Business Continuity Insurance – Life, Critical Illness and Disability Business Buyout Insurance
The main types of business continuity insurance every company needs are life, critical illness, and disability business buyout insurance. The insurances protect against future events that could turn into a financial catastrophe.
It’s human nature to focus on protecting personal needs by making sure spouses and dependents are provided for in the event of premature death or illness, but it’s not always thought of when it comes to business protection. *Remember, it might be your family that needs to be bought out by your business partners.
It’s hard enough dealing with the stress and grief of losing a colleague, but having to scramble to keep the company afloat facing an unknown future is almost impossible – not to mention how creditors will react. It can easily leave any business vulnerable to lost momentum, revenue, key customers and lost skills.
Life Insurance Key Person and Shareholders
Key Person Life Insurance: protects a company from the negative affect of the sudden loss of a key executive. The death benefit payout buys the company time to implement strategies to keep the company afloat, or find a new person to replace them temporarily or long-term, which is harder and more expensive than it sounds.
Shareholders Life Insurance: As with key person insurance, a company can take out life insurance policies on it’s shareholders. If there are a number of shareholders, the business has to decide if the corporation should own the life insurance policy, or if each shareholder should own a life insurance policy each other.
This depends on a number of factors. A shareholder life insurance broker can help your business decide which way is the best for your particular company.
Critical Illness Insurance – Key Person/Corporation/Shareholder
If a key person or owner suffers a critical illness, they might be away for an extended period. Worse, it may end their career. Either way, the financial health of your company will be jeopardized. This is why critical illness should be considered in a business continuity insurance plan.
In the event of a critical illness, the business would receive a significant lump sum benefit, tax-free of $25,000 to $2,000,000, depending on the company’s needs. The remaining business partners can use the benefit in whichever way is in the best interest of the company.
For example, it can be used to cover the expense of finding and hiring a replacement or to offset decreases in revenue due to lost productivity.

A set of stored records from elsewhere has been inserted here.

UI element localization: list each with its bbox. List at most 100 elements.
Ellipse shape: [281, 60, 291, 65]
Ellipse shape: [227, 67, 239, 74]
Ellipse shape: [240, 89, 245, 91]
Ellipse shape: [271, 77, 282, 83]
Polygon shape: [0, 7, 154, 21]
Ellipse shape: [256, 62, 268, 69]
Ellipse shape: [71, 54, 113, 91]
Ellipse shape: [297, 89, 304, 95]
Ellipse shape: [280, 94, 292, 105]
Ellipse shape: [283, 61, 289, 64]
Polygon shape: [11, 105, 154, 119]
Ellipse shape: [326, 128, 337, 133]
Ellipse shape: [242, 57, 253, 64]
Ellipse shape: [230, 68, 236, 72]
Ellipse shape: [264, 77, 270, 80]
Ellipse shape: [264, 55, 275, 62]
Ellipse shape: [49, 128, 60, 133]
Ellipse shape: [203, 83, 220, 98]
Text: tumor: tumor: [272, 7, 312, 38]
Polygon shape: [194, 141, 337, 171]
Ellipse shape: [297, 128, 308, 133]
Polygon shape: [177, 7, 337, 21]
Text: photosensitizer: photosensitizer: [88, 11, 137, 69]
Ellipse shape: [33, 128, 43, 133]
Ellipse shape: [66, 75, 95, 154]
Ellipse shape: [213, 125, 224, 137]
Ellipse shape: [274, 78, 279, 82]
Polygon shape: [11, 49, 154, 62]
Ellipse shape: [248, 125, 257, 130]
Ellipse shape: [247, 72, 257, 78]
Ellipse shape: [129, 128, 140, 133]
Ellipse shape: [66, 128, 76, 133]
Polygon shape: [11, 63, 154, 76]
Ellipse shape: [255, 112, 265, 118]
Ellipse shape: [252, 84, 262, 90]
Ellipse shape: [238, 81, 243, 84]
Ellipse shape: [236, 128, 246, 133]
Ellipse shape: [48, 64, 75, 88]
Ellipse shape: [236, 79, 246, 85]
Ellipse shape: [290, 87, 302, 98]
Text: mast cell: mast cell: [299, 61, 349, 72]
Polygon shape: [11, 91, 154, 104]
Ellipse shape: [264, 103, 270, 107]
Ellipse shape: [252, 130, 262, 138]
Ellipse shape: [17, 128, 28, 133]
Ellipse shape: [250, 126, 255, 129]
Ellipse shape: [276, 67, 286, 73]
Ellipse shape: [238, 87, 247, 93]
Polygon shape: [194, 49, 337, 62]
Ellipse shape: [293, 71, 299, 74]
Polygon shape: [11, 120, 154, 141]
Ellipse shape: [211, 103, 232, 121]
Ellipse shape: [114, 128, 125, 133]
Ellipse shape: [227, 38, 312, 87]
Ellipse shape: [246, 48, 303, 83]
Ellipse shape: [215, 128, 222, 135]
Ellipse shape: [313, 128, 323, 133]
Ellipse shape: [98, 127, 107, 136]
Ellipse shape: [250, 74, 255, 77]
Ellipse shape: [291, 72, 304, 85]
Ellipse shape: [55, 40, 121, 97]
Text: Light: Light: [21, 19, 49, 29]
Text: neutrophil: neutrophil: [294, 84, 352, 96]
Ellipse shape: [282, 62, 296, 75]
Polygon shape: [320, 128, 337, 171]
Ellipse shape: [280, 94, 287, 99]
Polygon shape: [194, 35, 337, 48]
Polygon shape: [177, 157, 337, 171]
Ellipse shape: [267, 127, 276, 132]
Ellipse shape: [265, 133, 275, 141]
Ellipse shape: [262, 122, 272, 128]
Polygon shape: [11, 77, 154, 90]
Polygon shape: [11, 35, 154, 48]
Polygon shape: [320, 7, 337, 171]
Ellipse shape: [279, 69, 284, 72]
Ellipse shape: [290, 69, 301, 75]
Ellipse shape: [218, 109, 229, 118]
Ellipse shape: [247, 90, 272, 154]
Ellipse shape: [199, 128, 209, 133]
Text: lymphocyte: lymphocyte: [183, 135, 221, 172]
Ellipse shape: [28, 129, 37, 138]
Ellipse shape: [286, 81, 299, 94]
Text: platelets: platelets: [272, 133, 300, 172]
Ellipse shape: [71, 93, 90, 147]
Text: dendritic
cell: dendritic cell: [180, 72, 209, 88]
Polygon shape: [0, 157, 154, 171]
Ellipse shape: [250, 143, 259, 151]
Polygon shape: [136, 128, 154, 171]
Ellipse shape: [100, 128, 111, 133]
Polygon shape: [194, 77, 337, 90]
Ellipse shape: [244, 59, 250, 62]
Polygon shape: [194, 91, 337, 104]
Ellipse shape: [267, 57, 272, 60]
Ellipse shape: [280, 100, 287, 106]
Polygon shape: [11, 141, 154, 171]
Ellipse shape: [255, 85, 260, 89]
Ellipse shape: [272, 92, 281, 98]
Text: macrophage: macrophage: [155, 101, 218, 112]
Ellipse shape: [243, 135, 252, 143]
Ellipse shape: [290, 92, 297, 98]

Disability Business Buyout Insurance
This type of insurance is important to any business continuity insurance plan because it rounds out insurance protection.
Company owners should discuss disability business buyout insurance to decide how much to get, and how much the company should spend on it. The buyout proceeds allow the remaining owners or partners to continue business operations by replacing a key person whose disability would prevent them from returning to the business.
A few questions to ask when brainstorming how much disability business buyout insurance a company needs are:
- What impact will the disability of a key person have on the company’s income?
- What defines a disability from the company’s perspective?
- How long must an owner be disabled before the disability buy-out clause in the shareholders agreement is executed?
- Is there a chance the disabled shareholder will recover, and if so, what is the plan for that?
- How much will it cost to buy out the disabled partner?